Animal Kingdom Analysis
Time: 20 minutes total (5 min. initial individual brainstorm, 5 min. review of all entries, 10 min. discussion) (Followup: 60 min. of exploring and articulating time to come up with a one pager to be shared by the group, suggested for the facilitator and key members so they can further analyze the posts, develop themes, opportunities, and threats)
Participants: any level (encourage mixing the levels and types of staff), from 10 to 20
Supplies: pads of sticky notes, pens, wall space to stick sticky notes
There are 4 “animals” for your consideration. Each animal represents an aspect of the organization. I need your help to identify the factors they represent in our organization, our program, and in ourselves.
Lions are obviously strong: we feel proud, looked upon as the leader in the animal kingdom.
What are the OBVIOUS STRENGTHS?
(By obvious strengths, it should be obvious enough for someone else)
Like in the tale of the lion and the mouse (where the lion and the mouse are trapped, and it is the mouse that leads them to their escape because the mouse was able to get out from a crack and free them both), the mouse can be strong, though not obvious. What is our UNTAPPED or not so obvious strengths?
Albatross is a bird with such heavy weight, they can only fly by walking off a tall cliff to get enough time to lift their weight. For an organization, the albatross can represent its burden. What are the elements/attitudes that hold us back (so, not just a weakness), that prevents us or makes it harder for us to achieve our goals? What things DRAG/BOG/WEIGH us down?
IV. (SACRED) COW
In several religions and cultures, cattle are considered sacred. Today, few people actually know why they were considered sacred (but still continue to not eat beef as part of the tradition). In this exercise, this animal represents something that has historically happened and continues to happen to the point that very few people (if any) know about WHY it was important or necessary in the first place. What are some of those practices that we should RE-EXAMINE? (Is it still appropriate? If so, why aren’t we honoring it as we should? If not, why are we still practicing it? Should we butcher the cow to make burgers?)

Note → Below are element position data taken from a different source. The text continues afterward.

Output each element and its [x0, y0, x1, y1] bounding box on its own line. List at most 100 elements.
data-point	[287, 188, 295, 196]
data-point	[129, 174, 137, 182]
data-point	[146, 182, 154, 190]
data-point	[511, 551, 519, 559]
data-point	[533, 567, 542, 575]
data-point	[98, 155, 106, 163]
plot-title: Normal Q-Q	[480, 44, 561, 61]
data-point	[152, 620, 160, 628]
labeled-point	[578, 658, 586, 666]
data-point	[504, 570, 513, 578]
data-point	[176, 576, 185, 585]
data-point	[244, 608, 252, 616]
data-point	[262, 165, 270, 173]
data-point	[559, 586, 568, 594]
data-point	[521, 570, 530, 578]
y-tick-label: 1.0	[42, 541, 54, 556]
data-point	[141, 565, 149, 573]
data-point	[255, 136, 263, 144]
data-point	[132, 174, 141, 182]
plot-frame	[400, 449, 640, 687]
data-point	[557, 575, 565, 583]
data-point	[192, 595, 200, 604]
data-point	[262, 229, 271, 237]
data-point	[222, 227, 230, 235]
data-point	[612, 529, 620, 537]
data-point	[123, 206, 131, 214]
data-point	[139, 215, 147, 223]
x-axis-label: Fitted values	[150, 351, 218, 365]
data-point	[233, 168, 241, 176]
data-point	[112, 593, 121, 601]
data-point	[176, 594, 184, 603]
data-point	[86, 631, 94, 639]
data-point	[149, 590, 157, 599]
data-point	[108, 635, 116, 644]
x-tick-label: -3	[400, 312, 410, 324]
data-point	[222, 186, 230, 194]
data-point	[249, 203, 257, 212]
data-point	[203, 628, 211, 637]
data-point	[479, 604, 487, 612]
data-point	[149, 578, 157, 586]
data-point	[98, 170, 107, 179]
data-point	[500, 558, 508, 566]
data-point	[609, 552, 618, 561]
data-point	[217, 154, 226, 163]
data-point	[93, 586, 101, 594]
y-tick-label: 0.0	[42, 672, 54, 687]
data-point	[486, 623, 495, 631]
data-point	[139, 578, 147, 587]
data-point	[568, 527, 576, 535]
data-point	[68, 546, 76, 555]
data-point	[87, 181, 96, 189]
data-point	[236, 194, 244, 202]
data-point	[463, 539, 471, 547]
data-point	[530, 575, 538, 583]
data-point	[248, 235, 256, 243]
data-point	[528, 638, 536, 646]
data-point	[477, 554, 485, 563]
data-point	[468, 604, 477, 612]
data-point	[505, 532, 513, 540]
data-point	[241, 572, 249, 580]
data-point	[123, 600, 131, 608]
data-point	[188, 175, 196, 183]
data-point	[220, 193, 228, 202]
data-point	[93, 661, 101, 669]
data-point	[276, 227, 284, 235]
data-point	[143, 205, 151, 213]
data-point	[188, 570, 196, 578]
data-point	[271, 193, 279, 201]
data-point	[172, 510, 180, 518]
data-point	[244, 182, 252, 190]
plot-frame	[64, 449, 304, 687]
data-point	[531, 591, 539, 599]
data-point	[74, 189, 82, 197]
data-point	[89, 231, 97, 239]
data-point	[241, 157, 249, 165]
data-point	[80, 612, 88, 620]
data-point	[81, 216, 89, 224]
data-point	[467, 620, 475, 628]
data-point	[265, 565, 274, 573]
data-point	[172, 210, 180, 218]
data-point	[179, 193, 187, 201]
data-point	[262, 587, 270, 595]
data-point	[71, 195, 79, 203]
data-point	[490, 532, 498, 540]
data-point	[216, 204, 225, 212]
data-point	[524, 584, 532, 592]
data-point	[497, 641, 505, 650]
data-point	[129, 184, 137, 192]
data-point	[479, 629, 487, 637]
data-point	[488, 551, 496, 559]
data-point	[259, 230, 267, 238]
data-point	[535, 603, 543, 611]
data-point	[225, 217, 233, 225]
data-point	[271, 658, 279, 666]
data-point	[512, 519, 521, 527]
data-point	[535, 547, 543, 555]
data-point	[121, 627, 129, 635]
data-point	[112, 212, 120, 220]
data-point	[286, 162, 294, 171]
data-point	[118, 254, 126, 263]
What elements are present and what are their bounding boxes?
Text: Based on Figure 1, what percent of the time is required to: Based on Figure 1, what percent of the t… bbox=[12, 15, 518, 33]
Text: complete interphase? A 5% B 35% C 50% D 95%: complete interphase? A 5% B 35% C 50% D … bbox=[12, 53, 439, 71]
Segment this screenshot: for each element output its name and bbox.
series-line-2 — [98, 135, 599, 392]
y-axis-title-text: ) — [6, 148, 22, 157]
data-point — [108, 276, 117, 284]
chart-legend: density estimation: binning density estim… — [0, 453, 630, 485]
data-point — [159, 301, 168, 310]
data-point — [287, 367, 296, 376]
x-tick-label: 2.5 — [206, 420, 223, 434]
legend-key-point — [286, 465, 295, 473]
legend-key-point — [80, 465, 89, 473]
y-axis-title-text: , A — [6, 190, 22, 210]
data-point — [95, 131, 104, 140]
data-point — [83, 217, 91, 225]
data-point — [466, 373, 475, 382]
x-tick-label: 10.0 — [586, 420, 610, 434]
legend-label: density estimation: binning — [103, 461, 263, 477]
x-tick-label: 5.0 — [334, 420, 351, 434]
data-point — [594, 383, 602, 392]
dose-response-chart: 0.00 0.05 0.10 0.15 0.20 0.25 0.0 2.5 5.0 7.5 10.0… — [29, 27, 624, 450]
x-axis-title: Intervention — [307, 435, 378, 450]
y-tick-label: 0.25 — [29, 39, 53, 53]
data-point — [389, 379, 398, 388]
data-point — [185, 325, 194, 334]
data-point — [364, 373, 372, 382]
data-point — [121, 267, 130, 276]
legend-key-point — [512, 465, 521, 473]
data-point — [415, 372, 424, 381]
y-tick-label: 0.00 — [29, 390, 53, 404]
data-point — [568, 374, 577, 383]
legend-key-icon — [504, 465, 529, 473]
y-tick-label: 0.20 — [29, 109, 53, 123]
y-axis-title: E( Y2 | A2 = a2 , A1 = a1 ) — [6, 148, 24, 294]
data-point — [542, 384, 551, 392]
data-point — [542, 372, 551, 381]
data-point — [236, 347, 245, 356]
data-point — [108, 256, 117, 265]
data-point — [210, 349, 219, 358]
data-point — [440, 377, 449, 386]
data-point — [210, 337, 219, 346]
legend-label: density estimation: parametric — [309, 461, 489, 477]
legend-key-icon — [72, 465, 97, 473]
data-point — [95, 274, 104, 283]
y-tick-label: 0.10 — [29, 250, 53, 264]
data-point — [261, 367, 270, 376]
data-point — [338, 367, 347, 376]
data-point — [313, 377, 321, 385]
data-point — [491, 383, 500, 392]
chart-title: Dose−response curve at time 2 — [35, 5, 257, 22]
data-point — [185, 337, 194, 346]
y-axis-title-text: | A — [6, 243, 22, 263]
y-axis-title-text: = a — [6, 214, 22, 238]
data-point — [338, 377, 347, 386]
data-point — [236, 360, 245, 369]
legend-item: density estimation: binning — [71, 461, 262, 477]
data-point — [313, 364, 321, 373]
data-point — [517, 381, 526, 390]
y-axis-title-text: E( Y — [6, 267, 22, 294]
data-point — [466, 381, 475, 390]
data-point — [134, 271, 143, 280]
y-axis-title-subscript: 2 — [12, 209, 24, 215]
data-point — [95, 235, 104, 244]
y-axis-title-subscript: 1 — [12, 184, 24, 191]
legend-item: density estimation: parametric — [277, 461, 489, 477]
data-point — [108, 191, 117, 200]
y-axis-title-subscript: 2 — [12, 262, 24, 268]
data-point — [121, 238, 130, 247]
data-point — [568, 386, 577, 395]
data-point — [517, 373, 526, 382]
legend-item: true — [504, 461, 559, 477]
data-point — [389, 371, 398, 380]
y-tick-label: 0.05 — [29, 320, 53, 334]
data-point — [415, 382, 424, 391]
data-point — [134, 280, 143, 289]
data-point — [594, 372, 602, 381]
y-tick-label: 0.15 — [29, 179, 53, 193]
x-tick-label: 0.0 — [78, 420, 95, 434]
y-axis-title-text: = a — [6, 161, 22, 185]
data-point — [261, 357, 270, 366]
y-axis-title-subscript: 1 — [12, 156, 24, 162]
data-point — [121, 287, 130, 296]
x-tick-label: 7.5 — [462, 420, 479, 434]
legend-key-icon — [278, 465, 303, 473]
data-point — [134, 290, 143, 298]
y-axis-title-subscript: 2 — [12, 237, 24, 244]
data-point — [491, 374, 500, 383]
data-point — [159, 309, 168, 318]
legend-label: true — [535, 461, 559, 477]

After the given time limit, have everyone post their responses on the sticky notes onto the wall, sorted by the animal. Take another 5 minutes to read through all the postings on the wall.
It’s best to have a trained facilitator run this exercise because the discussions that follow should result in the traditional “opportunities” and “threats” categories. At the last exercise I was facilitating, the same item appeared under Lion, Mouse, Albatross and the Sacred Cow: engaging discussions ensued to dig deeper than any other meeting.
There are other animals you can introduce into the mix, but these four should get to the bottom of your organization’s current ethos.
Photo: Cat my mother adopted after I left home for school, who sat in my chair at the dinner table, obviously assuming that she wasn’t really a cat but a superior version of a human being.